Flagging off the first ever rain-fed commercial wheat cultivation in Nigeria took place at the Wheat Seed Multiplication Farm in Kwall, Bassa Local Government Area of Plateau State.
President Muhammadu Buhari, who was represented by the Plateau State governor, Simon Lalong, charged Nigerian farmers to embrace wheat farming and stop the import of the product, which gulps over $2billion annually.
“It is important to stress that Nigeria currently spends over $2billion on the importation of wheat annually, one of the key contributors to the country’s huge foreign import bill. This is because millers have had to resort to importing wheat to meet the huge demand for by-products,” the president said.
Emefiele, who was represented by a deputy governor of the bank, Edward Lamtek Adamu, said the event heralded the commencement of the NBR journey, which is the first major wet season wheat production in Nigeria, with about 700 hectares put under cultivation in Kwall, Kassa, Jol, Kafi Abu and Sop in Jos, Plateau State.
He reiterated that while the short-term implication of this is the addition of about 2,000MT of seeds to the country’s seed stock, the country can now potentially add 750,000MT of wheat to her output annually through rain-fed wheat cultivation in Plateau, Mambila Plateau in Taraba and the Obudu Plateau in Cross River.
Also in the week, the CBN unveiled 21 maize pyramids in Kaduna State, which it said would boost maize production towards promoting food security and self-sufficiency.
Emefiele also said maize demand in Nigeria was estimated to increase at an average of 3.2 per cent per annum, largely due to population increase and urbanisation.
“The objectives of the CBN intervention are to increase maize production by 1.6 million metric tonnes, create jobs and enhance the skills of Nigerian people in maize commodity, facilitate easier access to funding for farmers and improve and grow the economy,” he said.
He disclosed that through these interventions, production of maize had risen from 10.5 million metric tonnes in 2015 (pre-ABP era) to 12.2 million metric tonnes as of 2021, saying, “As we prepare for another wet season programme, the CBN is committed to financing over 600,000 hectares.”
The president of the Maize Association of Nigeria (MAAN), Dr Bello Abubakar, said the pyramids had demonstrated the capacity of the MAAN in mobilising Nigerian farmers to produce what can sustain the country and even export over a period of time.

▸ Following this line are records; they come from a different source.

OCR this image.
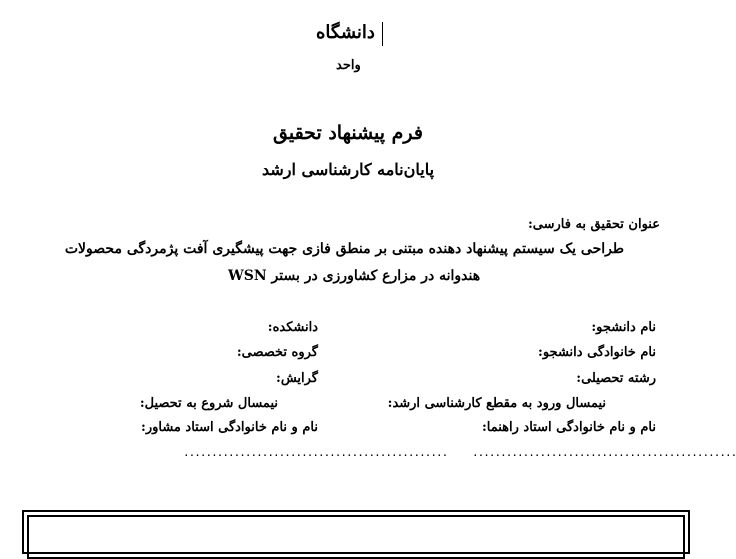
دانشگاه
واحد
فرم پیشنهاد تحقیق
پایان‌نامه کارشناسی ارشد
عنوان تحقیق به فارسی:
طراحی یک سیستم پیشنهاد دهنده مبتنی بر منطق فازی جهت پیشگیری آفت پژمردگی محصولات
هندوانه در مزارع کشاورزی در بستر WSN
نام دانشجو:
نام خانوادگی دانشجو:
رشته تحصیلی:
نیمسال ورود به مقطع کارشناسی ارشد:
نام و نام خانوادگی استاد راهنما:
...............................................
دانشکده:
گروه تخصصی:
گرایش:
نیمسال شروع به تحصیل:
نام و نام خانوادگی استاد مشاور:
...............................................
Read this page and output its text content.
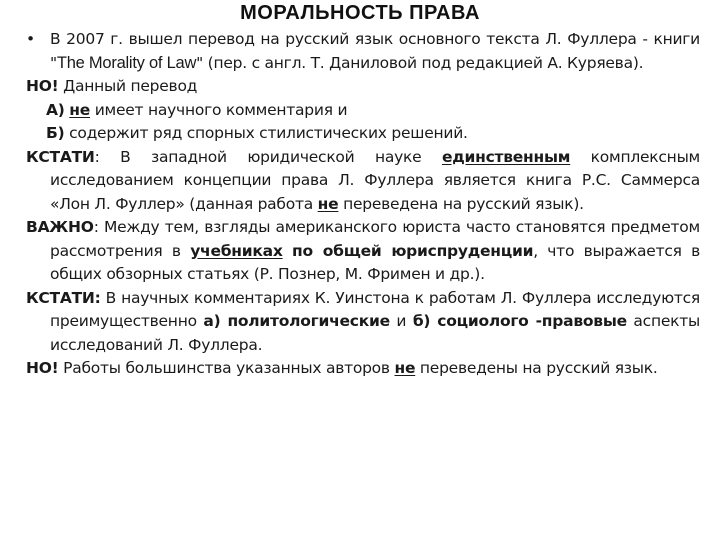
МОРАЛЬНОСТЬ ПРАВА

• В 2007 г. вышел перевод на русский язык основного текста Л. Фуллера - книги "The Morality of Law" (пер. с англ. Т. Даниловой под редакцией А. Куряева).

НО! Данный перевод

А) не имеет научного комментария и

Б) содержит ряд спорных стилистических решений.

КСТАТИ: В западной юридической науке единственным комплексным исследованием концепции права Л. Фуллера является книга Р.С. Саммерса «Лон Л. Фуллер» (данная работа не переведена на русский язык).

ВАЖНО: Между тем, взгляды американского юриста часто становятся предметом рассмотрения в учебниках по общей юриспруденции, что выражается в общих обзорных статьях (Р. Познер, М. Фримен и др.).

КСТАТИ: В научных комментариях К. Уинстона к работам Л. Фуллера исследуются преимущественно а) политологические и б) социолого -правовые аспекты исследований Л. Фуллера.

НО! Работы большинства указанных авторов не переведены на русский язык.
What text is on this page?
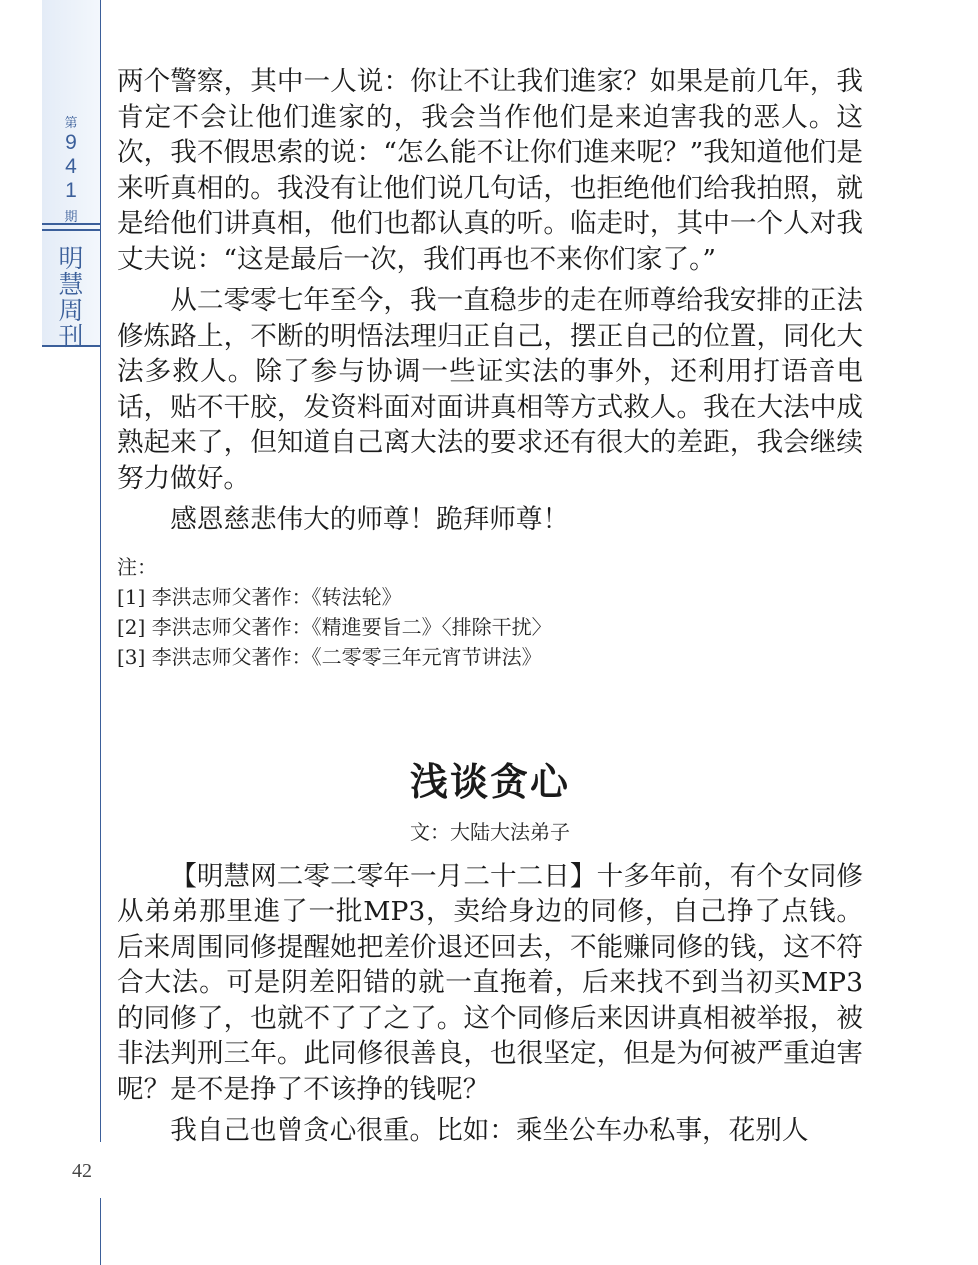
第
9
4
1
期
明
慧
周
刊
42

两个警察，其中一人说：你让不让我们進家？如果是前几年，我肯定不会让他们進家的，我会当作他们是来迫害我的恶人。这次，我不假思索的说：“怎么能不让你们進来呢？”我知道他们是来听真相的。我没有让他们说几句话，也拒绝他们给我拍照，就是给他们讲真相，他们也都认真的听。临走时，其中一个人对我丈夫说：“这是最后一次，我们再也不来你们家了。”

从二零零七年至今，我一直稳步的走在师尊给我安排的正法修炼路上，不断的明悟法理归正自己，摆正自己的位置，同化大法多救人。除了参与协调一些证实法的事外，还利用打语音电话，贴不干胶，发资料面对面讲真相等方式救人。我在大法中成熟起来了，但知道自己离大法的要求还有很大的差距，我会继续努力做好。

感恩慈悲伟大的师尊！跪拜师尊！

注：
[1] 李洪志师父著作：《转法轮》
[2] 李洪志师父著作：《精進要旨二》〈排除干扰〉
[3] 李洪志师父著作：《二零零三年元宵节讲法》
浅谈贪心
文：大陆大法弟子

【明慧网二零二零年一月二十二日】十多年前，有个女同修从弟弟那里進了一批MP3，卖给身边的同修，自己挣了点钱。后来周围同修提醒她把差价退还回去，不能赚同修的钱，这不符合大法。可是阴差阳错的就一直拖着，后来找不到当初买MP3的同修了，也就不了了之了。这个同修后来因讲真相被举报，被非法判刑三年。此同修很善良，也很坚定，但是为何被严重迫害呢？是不是挣了不该挣的钱呢？

我自己也曾贪心很重。比如：乘坐公车办私事，花别人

He said, “The MAAN is not just supporting food security but food and nutrition security with the collaboration with HarvestPlus to promote the production and consumption of nutritious vitamin A maize in Nigeria. There are 21 pyramids, each constructed with between 30 to 79 trucks of maize.”
The Minister of Agriculture, Dr Mahmood Abubakar, who was represented by the North-West zonal director of agriculture, Dr Timkat Vontav, said the Anchor Borrowers Programme of the CBN had been able to close the gap between the supply of maize grains and its demand by domestic and industrial users.